Elizabeth Acason, Supervisor at the Swan Volunteer Resource Centre, said the session allowed attendees to reflect on their experiences over the last two years.
“This was a valuable session that allowed those attending to reflect upon the past two years and highlighted the fact that all aged care providers are experiencing the same issues,” she said.
“It was good to see concrete research supporting what has been a challenging and often isolating period for those working and volunteering in the sector.
“Feedback from those attending was positive and encouraging to know that their voices have been heard.”
Acason said volunteers are important and encourages anyone wishing to volunteer to attend the City of Swan Volunteering Expo held in October 2022.
Through their research, Dr Paull and Dr Paulin found that several changes to the volunteering journey were implemented during COVID-19 and they discuss which of these changes would likely stay as a part of the new process.

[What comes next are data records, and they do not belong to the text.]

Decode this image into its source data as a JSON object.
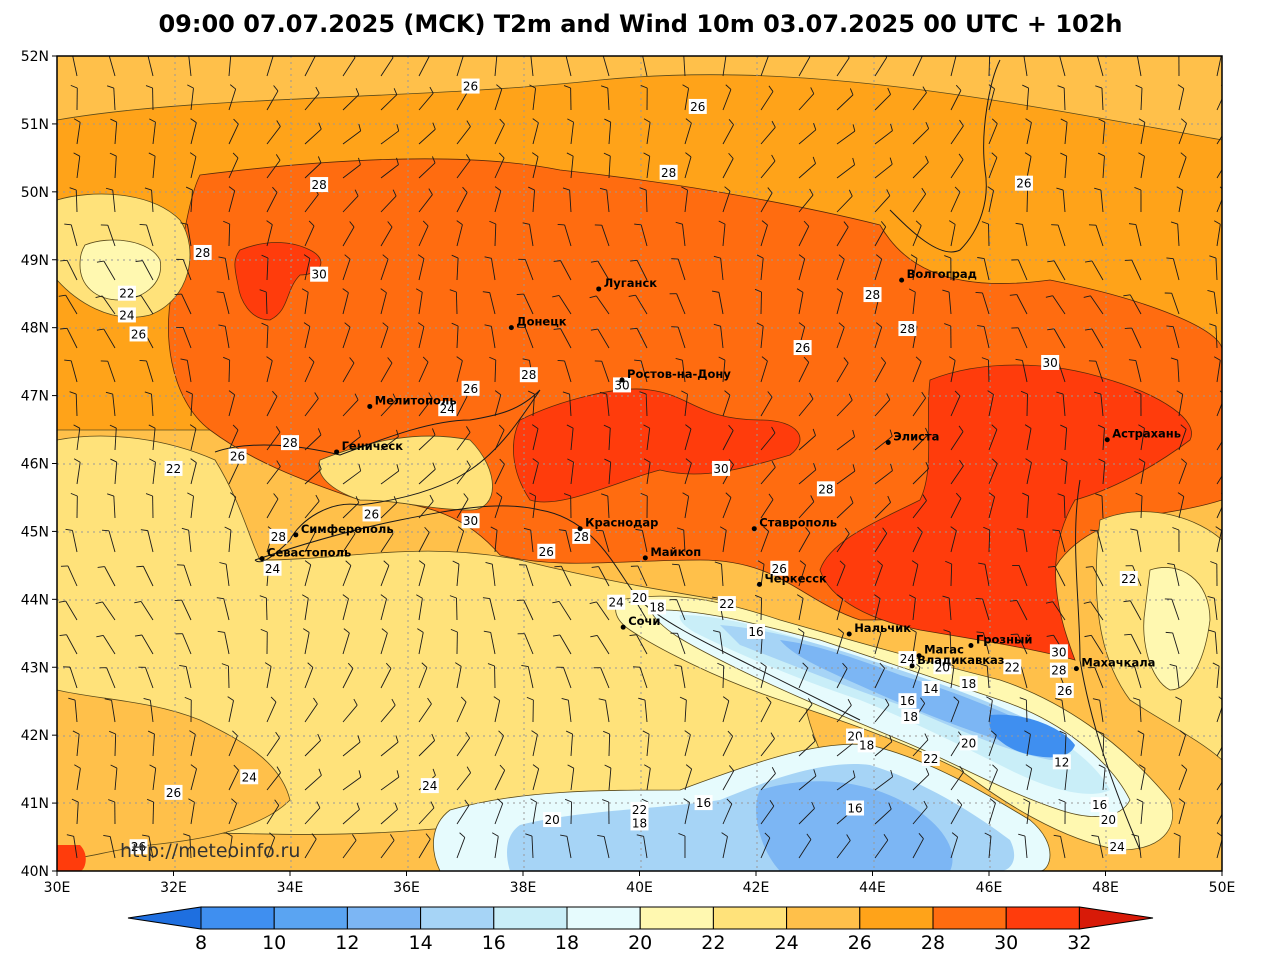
{
  "title": "09:00 07.07.2025 (MCK) T2m and Wind 10m 03.07.2025 00 UTC + 102h",
  "watermark": "http://meteoinfo.ru",
  "lat_ticks": [
    "52N",
    "51N",
    "50N",
    "49N",
    "48N",
    "47N",
    "46N",
    "45N",
    "44N",
    "43N",
    "42N",
    "41N",
    "40N"
  ],
  "lon_ticks": [
    "30E",
    "32E",
    "34E",
    "36E",
    "38E",
    "40E",
    "42E",
    "44E",
    "46E",
    "48E",
    "50E"
  ],
  "colorbar": {
    "ticks": [
      "8",
      "10",
      "12",
      "14",
      "16",
      "18",
      "20",
      "22",
      "24",
      "26",
      "28",
      "30",
      "32"
    ],
    "colors": [
      "#1e6fe0",
      "#3f8ff0",
      "#5aa4f2",
      "#7cb6f4",
      "#a6d4f6",
      "#c9eef8",
      "#e6fbfd",
      "#fff8b0",
      "#ffe27a",
      "#ffc04a",
      "#ffa319",
      "#ff6c10",
      "#ff3c0c",
      "#d81a08"
    ]
  },
  "cities": [
    {
      "name": "Волгоград",
      "lon": 44.5,
      "lat": 48.7
    },
    {
      "name": "Луганск",
      "lon": 39.3,
      "lat": 48.57
    },
    {
      "name": "Донецк",
      "lon": 37.8,
      "lat": 48.0
    },
    {
      "name": "Ростов-на-Дону",
      "lon": 39.7,
      "lat": 47.23
    },
    {
      "name": "Мелитополь",
      "lon": 35.37,
      "lat": 46.84
    },
    {
      "name": "Геническ",
      "lon": 34.8,
      "lat": 46.17
    },
    {
      "name": "Элиста",
      "lon": 44.27,
      "lat": 46.31
    },
    {
      "name": "Астрахань",
      "lon": 48.03,
      "lat": 46.35
    },
    {
      "name": "Симферополь",
      "lon": 34.1,
      "lat": 44.95
    },
    {
      "name": "Севастополь",
      "lon": 33.52,
      "lat": 44.6
    },
    {
      "name": "Краснодар",
      "lon": 38.98,
      "lat": 45.04
    },
    {
      "name": "Ставрополь",
      "lon": 41.97,
      "lat": 45.04
    },
    {
      "name": "Майкоп",
      "lon": 40.1,
      "lat": 44.61
    },
    {
      "name": "Черкесск",
      "lon": 42.06,
      "lat": 44.22
    },
    {
      "name": "Сочи",
      "lon": 39.72,
      "lat": 43.59
    },
    {
      "name": "Нальчик",
      "lon": 43.6,
      "lat": 43.49
    },
    {
      "name": "Магас",
      "lon": 44.8,
      "lat": 43.17
    },
    {
      "name": "Владикавказ",
      "lon": 44.68,
      "lat": 43.02
    },
    {
      "name": "Грозный",
      "lon": 45.69,
      "lat": 43.32
    },
    {
      "name": "Махачкала",
      "lon": 47.5,
      "lat": 42.98
    }
  ],
  "contour_labels": [
    {
      "text": "26",
      "lon": 37.1,
      "lat": 51.55
    },
    {
      "text": "26",
      "lon": 41.0,
      "lat": 51.25
    },
    {
      "text": "28",
      "lon": 34.5,
      "lat": 50.1
    },
    {
      "text": "28",
      "lon": 40.5,
      "lat": 50.28
    },
    {
      "text": "26",
      "lon": 46.6,
      "lat": 50.12
    },
    {
      "text": "28",
      "lon": 32.5,
      "lat": 49.1
    },
    {
      "text": "30",
      "lon": 34.5,
      "lat": 48.78
    },
    {
      "text": "22",
      "lon": 31.2,
      "lat": 48.5
    },
    {
      "text": "24",
      "lon": 31.2,
      "lat": 48.18
    },
    {
      "text": "26",
      "lon": 31.4,
      "lat": 47.9
    },
    {
      "text": "28",
      "lon": 44.0,
      "lat": 48.48
    },
    {
      "text": "28",
      "lon": 44.6,
      "lat": 47.98
    },
    {
      "text": "26",
      "lon": 42.8,
      "lat": 47.7
    },
    {
      "text": "30",
      "lon": 47.05,
      "lat": 47.48
    },
    {
      "text": "26",
      "lon": 37.1,
      "lat": 47.1
    },
    {
      "text": "28",
      "lon": 38.1,
      "lat": 47.3
    },
    {
      "text": "30",
      "lon": 39.7,
      "lat": 47.15
    },
    {
      "text": "24",
      "lon": 36.7,
      "lat": 46.8
    },
    {
      "text": "28",
      "lon": 34.0,
      "lat": 46.3
    },
    {
      "text": "26",
      "lon": 33.1,
      "lat": 46.1
    },
    {
      "text": "22",
      "lon": 32.0,
      "lat": 45.92
    },
    {
      "text": "30",
      "lon": 41.4,
      "lat": 45.92
    },
    {
      "text": "28",
      "lon": 43.2,
      "lat": 45.62
    },
    {
      "text": "26",
      "lon": 35.4,
      "lat": 45.25
    },
    {
      "text": "28",
      "lon": 33.8,
      "lat": 44.92
    },
    {
      "text": "30",
      "lon": 37.1,
      "lat": 45.15
    },
    {
      "text": "28",
      "lon": 39.0,
      "lat": 44.92
    },
    {
      "text": "26",
      "lon": 38.4,
      "lat": 44.7
    },
    {
      "text": "24",
      "lon": 33.7,
      "lat": 44.45
    },
    {
      "text": "26",
      "lon": 42.4,
      "lat": 44.45
    },
    {
      "text": "22",
      "lon": 48.4,
      "lat": 44.3
    },
    {
      "text": "20",
      "lon": 40.0,
      "lat": 44.02
    },
    {
      "text": "18",
      "lon": 40.3,
      "lat": 43.88
    },
    {
      "text": "22",
      "lon": 41.5,
      "lat": 43.93
    },
    {
      "text": "24",
      "lon": 39.6,
      "lat": 43.95
    },
    {
      "text": "16",
      "lon": 42.0,
      "lat": 43.52
    },
    {
      "text": "24",
      "lon": 44.6,
      "lat": 43.12
    },
    {
      "text": "20",
      "lon": 45.2,
      "lat": 43.0
    },
    {
      "text": "22",
      "lon": 46.4,
      "lat": 43.0
    },
    {
      "text": "30",
      "lon": 47.2,
      "lat": 43.22
    },
    {
      "text": "28",
      "lon": 47.2,
      "lat": 42.95
    },
    {
      "text": "18",
      "lon": 45.65,
      "lat": 42.75
    },
    {
      "text": "14",
      "lon": 45.0,
      "lat": 42.68
    },
    {
      "text": "26",
      "lon": 47.3,
      "lat": 42.65
    },
    {
      "text": "16",
      "lon": 44.6,
      "lat": 42.5
    },
    {
      "text": "18",
      "lon": 44.65,
      "lat": 42.27
    },
    {
      "text": "20",
      "lon": 43.7,
      "lat": 41.98
    },
    {
      "text": "18",
      "lon": 43.9,
      "lat": 41.85
    },
    {
      "text": "20",
      "lon": 45.65,
      "lat": 41.88
    },
    {
      "text": "22",
      "lon": 45.0,
      "lat": 41.65
    },
    {
      "text": "12",
      "lon": 47.25,
      "lat": 41.6
    },
    {
      "text": "24",
      "lon": 33.3,
      "lat": 41.38
    },
    {
      "text": "24",
      "lon": 36.4,
      "lat": 41.25
    },
    {
      "text": "26",
      "lon": 32.0,
      "lat": 41.15
    },
    {
      "text": "16",
      "lon": 41.1,
      "lat": 41.0
    },
    {
      "text": "22",
      "lon": 40.0,
      "lat": 40.9
    },
    {
      "text": "16",
      "lon": 43.7,
      "lat": 40.92
    },
    {
      "text": "16",
      "lon": 47.9,
      "lat": 40.97
    },
    {
      "text": "18",
      "lon": 40.0,
      "lat": 40.7
    },
    {
      "text": "20",
      "lon": 38.5,
      "lat": 40.75
    },
    {
      "text": "20",
      "lon": 48.05,
      "lat": 40.75
    },
    {
      "text": "26",
      "lon": 31.4,
      "lat": 40.35
    },
    {
      "text": "24",
      "lon": 48.2,
      "lat": 40.35
    }
  ]
}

These new processes will need guidelines, which is where the good practice guides can support volunteers, volunteer managers, supervisors/co-ordinators, paid staff who work alongside volunteers, and senior managers and board members.
Each guide includes key COVID-19 takeaways, frequently asked questions, and highlights the issues found through the research, particularly communications surrounding new health policies, boundaries, consistency, and support services.
The report and good practice guides have already begun the process of improving volunteering experiences and creating new opportunities in aged care settings.